Nicht nur die klagenden Umweltverbände, sondern auch Klimaexperten sind skeptisch, ob das realistisch ist. Denn mit dem neuen Gesetz gibt es keine Aufschlüsselung mehr, wer für welchen Ausstoß verantwortlich ist. Es gibt auch keine unmittelbaren Konsequenzen mehr.

Damit besteht die Gefahr, dass zu spät erkannt und gegengesteuert werden kann, wenn zuviel CO2 ausgestoßen wird, oder zu wenig dagegen unternommen wird.

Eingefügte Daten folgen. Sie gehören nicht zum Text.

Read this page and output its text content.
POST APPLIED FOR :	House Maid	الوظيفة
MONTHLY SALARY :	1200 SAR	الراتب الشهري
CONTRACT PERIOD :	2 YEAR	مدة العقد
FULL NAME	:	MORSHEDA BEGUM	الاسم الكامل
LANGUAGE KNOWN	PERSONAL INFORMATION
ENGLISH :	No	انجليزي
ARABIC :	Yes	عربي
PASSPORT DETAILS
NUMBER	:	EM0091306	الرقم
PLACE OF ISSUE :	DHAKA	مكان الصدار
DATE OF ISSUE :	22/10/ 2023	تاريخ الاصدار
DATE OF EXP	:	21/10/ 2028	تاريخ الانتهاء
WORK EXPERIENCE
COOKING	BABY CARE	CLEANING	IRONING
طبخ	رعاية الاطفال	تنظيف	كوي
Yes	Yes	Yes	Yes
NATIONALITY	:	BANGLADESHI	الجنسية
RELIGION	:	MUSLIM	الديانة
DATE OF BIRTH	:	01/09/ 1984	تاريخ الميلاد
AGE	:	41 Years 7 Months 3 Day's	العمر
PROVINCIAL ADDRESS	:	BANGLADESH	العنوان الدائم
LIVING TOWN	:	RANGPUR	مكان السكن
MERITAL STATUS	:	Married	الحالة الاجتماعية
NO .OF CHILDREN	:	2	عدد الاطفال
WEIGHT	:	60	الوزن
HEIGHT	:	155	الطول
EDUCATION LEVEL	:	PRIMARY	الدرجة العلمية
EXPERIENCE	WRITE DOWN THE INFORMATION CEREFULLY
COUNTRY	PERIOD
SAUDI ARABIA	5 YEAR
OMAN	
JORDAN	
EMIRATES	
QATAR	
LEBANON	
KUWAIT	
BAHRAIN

Die Grünen-Fraktionsvize Julia Verlinden sieht allerdings bei einer Zielverfehlung die gesamte Bundesregierung in der Pflicht, Vorschläge zu machen und besonders die Ministerien gefordert, die am meisten dafür verantwortlich seien.

Die Kläger halten mehrere Punkte in dem reformierten Gesetz für verfassungswidrig. Die DUH kritisiert beispielsweise auch, dass die für das neue Gesetz so entscheidenden Zukunftsprognosen nur über lange Zeiträume von teilweise zehn Jahren und unter Verwaltung verschiedener Bundesministerien geplant sind. Auch Greenpeace und der BUND sowie mehrere Privatpersonen wollen mit Verfassungsbeschwerden eine Entscheidung des Bundesverfassungsgerichts erreichen.

Diese Erfolgsaussichten haben die Klagen

Die Klagen könnten durchaus Einiges erreichen. Das zeigt der Blick zurück auf vergangene Klimaklagen, die teils Standards gesetzt haben. Noch eine Entwicklung lässt sich beobachten: Oft ändert sich im Nachgang etwas und es werden konkrete Maßnahmen ergriffen. Für den Weltklimarat gilt das auch dann, wenn die Fälle vor Gerichten scheitern: Trotzdem wachse bei Regierungen der betreffenden Länder der Ehrgeiz, Maßnahmen anzustoßen.